Abstract A91: IKBKE signaling in pancreatic tumorigenesis

Abstract

Abstract Oncogenic activation of Kras is an important event in Pancreatic Ductal Adenocarcinoma (PDAC), that leads to activation of multiple signaling pathways. Although Kras is conceptually an attractive therapeutic target for PDAC, attempts made to target Kras using small molecules have been mostly unsuccessful. Another approach in treating pancreatic cancer is to target downstream effectors of Kras.
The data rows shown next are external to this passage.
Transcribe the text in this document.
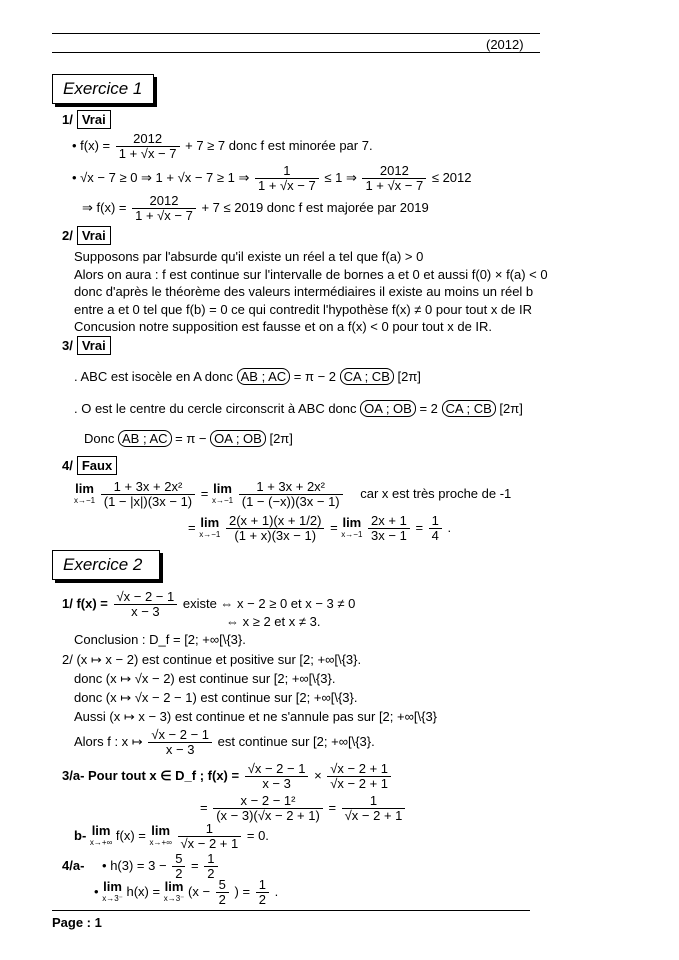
(2012)
Exercice 1
1/ Vrai
• $f(x) = \frac{2012}{1 + √x - 7} + 7 \ge 7$ donc f est minorée par 7.
• √x − 7 ≥ 0 ⇒ 1 + √x − 7 ≥ 1 ⇒ $\frac{1}{1 + √x - 7} \le 1$ ⇒ $\frac{2012}{1 + √x - 7} \le 2012$
⇒ $f(x) = \frac{2012}{1 + √x - 7} + 7 \le 2019$ donc f est majorée par 2019
2/ Vrai
Supposons par l'absurde qu'il existe un réel a tel que f(a) > 0
Alors on aura : f est continue sur l'intervalle de bornes a et 0 et aussi f(0) × f(a) < 0
donc d'après le théorème des valeurs intermédiaires il existe au moins un réel b
entre a et 0 tel que f(b) = 0 ce qui contredit l'hypothèse f(x) ≠ 0 pour tout x de IR
Concusion notre supposition est fausse et on a f(x) < 0 pour tout x de IR.
3/ Vrai
. ABC est isocèle en A donc AB ; AC = π − 2 CA ; CB [2π]
. O est le centre du cercle circonscrit à ABC donc OA ; OB = 2 CA ; CB [2π]
Donc AB ; AC = π − OA ; OB [2π]
4/ Faux
lim
x→−1
$\frac{\text{1 + 3x + 2x²}}{(1 - |x|)(3x - 1)} = \lim$
x→−1
$\frac{\text{1 + 3x + 2x²}}{(1 - (-x))(3x - 1)}$ car x est très proche de -1
= lim
x→−1
$\frac{2(x + 1)(x + 1/2)}{(1 + x)(3x - 1)} = \lim$
x→−1
$\frac{2x + 1}{3x - 1} = \frac{1}{4}$ .
Exercice 2
1/ $f(x) = \frac{√x - 2 - 1}{x - 3}$ existe ⇔ x − 2 ≥ 0 et x − 3 ≠ 0
⇔ x ≥ 2 et x ≠ 3.
Conclusion : D_f = [2; +∞[\{3}.
2/ (x ↦ x − 2) est continue et positive sur [2; +∞[\{3}.
donc (x ↦ √x − 2) est continue sur [2; +∞[\{3}.
donc (x ↦ √x − 2 − 1) est continue sur [2; +∞[\{3}.
Aussi (x ↦ x − 3) est continue et ne s'annule pas sur [2; +∞[\{3}
Alors f : x ↦ $\frac{√x - 2 - 1}{x - 3}$ est continue sur [2; +∞[\{3}.
3/a- Pour tout x ∈ D_f ; $f(x) = \frac{√x - 2 - 1}{x - 3} \times \frac{√x - 2 + 1}{√x - 2 + 1}$
= $\frac{\text{x − 2 − 1²}}{(x - 3)(√x - 2 + 1)} = \frac{1}{√x - 2 + 1}$
b- lim
x→+∞ f(x) = lim
x→+∞
$\frac{1}{√x - 2 + 1} = 0$.
4/a- • $h(3) = 3 - \frac{5}{2} = \frac{1}{2}$
• lim
x→3⁻ h(x) = lim
x→3⁻ ($x - \frac{5}{2}$ ) = $\frac{1}{2}$ .
Page : 1
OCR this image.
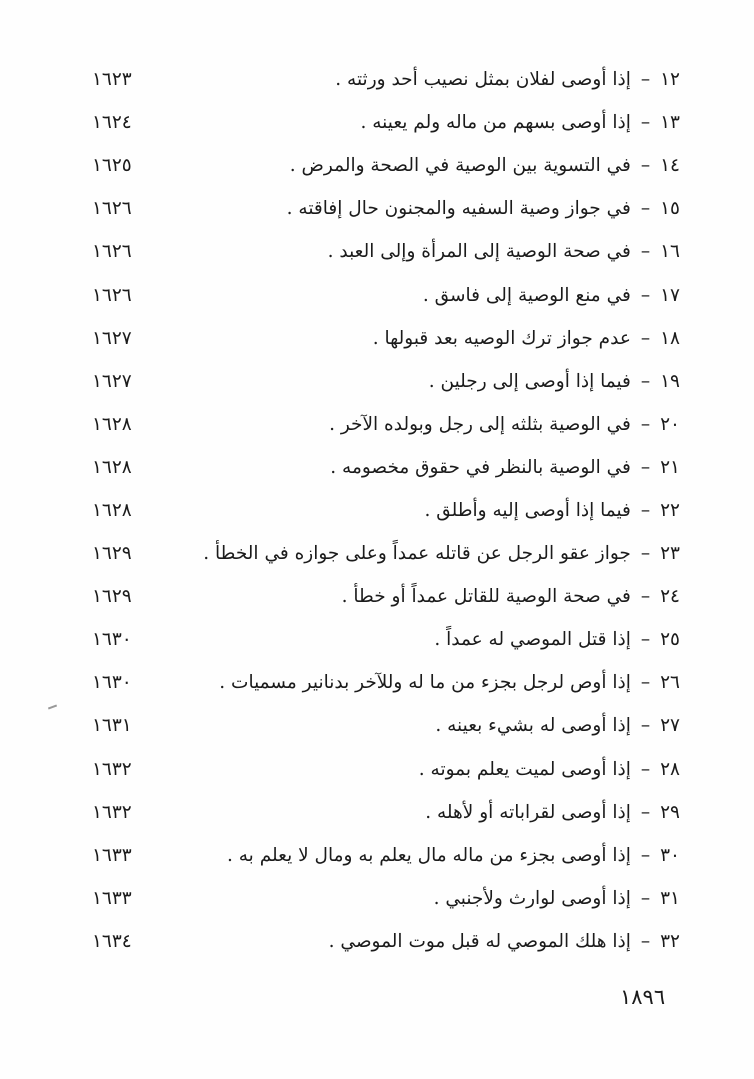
١٢
–
إذا أوصى لفلان بمثل نصيب أحد ورثته .
١٦٢٣
١٣
–
إذا أوصى بسهم من ماله ولم يعينه .
١٦٢٤
١٤
–
في التسوية بين الوصية في الصحة والمرض .
١٦٢٥
١٥
–
في جواز وصية السفيه والمجنون حال إفاقته .
١٦٢٦
١٦
–
في صحة الوصية إلى المرأة وإلى العبد .
١٦٢٦
١٧
–
في منع الوصية إلى فاسق .
١٦٢٦
١٨
–
عدم جواز ترك الوصيه بعد قبولها .
١٦٢٧
١٩
–
فيما إذا أوصى إلى رجلين .
١٦٢٧
٢٠
–
في الوصية بثلثه إلى رجل وبولده الآخر .
١٦٢٨
٢١
–
في الوصية بالنظر في حقوق مخصومه .
١٦٢٨
٢٢
–
فيما إذا أوصى إليه وأطلق .
١٦٢٨
٢٣
–
جواز عقو الرجل عن قاتله عمداً وعلى جوازه في الخطأ .
١٦٢٩
٢٤
–
في صحة الوصية للقاتل عمداً أو خطأ .
١٦٢٩
٢٥
–
إذا قتل الموصي له عمداً .
١٦٣٠
٢٦
–
إذا أوص لرجل بجزء من ما له وللآخر بدنانير مسميات .
١٦٣٠
٢٧
–
إذا أوصى له بشيء بعينه .
١٦٣١
٢٨
–
إذا أوصى لميت يعلم بموته .
١٦٣٢
٢٩
–
إذا أوصى لقراباته أو لأهله .
١٦٣٢
٣٠
–
إذا أوصى بجزء من ماله مال يعلم به ومال لا يعلم به .
١٦٣٣
٣١
–
إذا أوصى لوارث ولأجنبي .
١٦٣٣
٣٢
–
إذا هلك الموصي له قبل موت الموصي .
١٦٣٤
١٨٩٦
We have previously shown that non-canonical activity of the Gli transcription factors downstream of Kras is required for the initiation and progression of pancreatic tumors, and that Gli drives a unique pancreas specific transcriptional program in the context of oncogenic Kras. Here, we demonstrate that the IkB Kinase Epsilon (IKBKE) is a novel transcriptional target of Gli that is essential for pancreatic transformation. Using genetically modified mouse models, we show that IKBKE activity, while dispensable for pancreatic development, is required for oncogenic transformation in the pancreas. We find that the genetic knockout of IKBKE leads to a dramatic inhibition of initiation and progression of pancreatic intraepithelial neoplasia (PanIN) precursor lesions in mice carrying pancreas specific activation of oncogenic Kras. Furthermore, we find that although IKBKE is a known NF-kB activator, it only modestly regulates NF-kB activity in PDAC. In contrast we find that IKBKE strongly promotes Akt phosphorylation in PDAC in vitro and in vivo, indicating that this may be the primary mechanism of IKBKE induced tumorigenesis. Our findings support the evaluation of IKBKE as a novel therapeutic target in treatment of pancreatic cancer. Citation Format: Mihir Rajurkar, Junhao Mao. IKBKE signaling in pancreatic tumorigenesis. [abstract]. In: Proceedings of the AACR Special Conference on Pancreatic Cancer: Innovations in Research and Treatment; May 18-21, 2014; New Orleans, LA. Philadelphia (PA): AACR; Cancer Res 2015;75(13 Suppl):Abstract nr A91.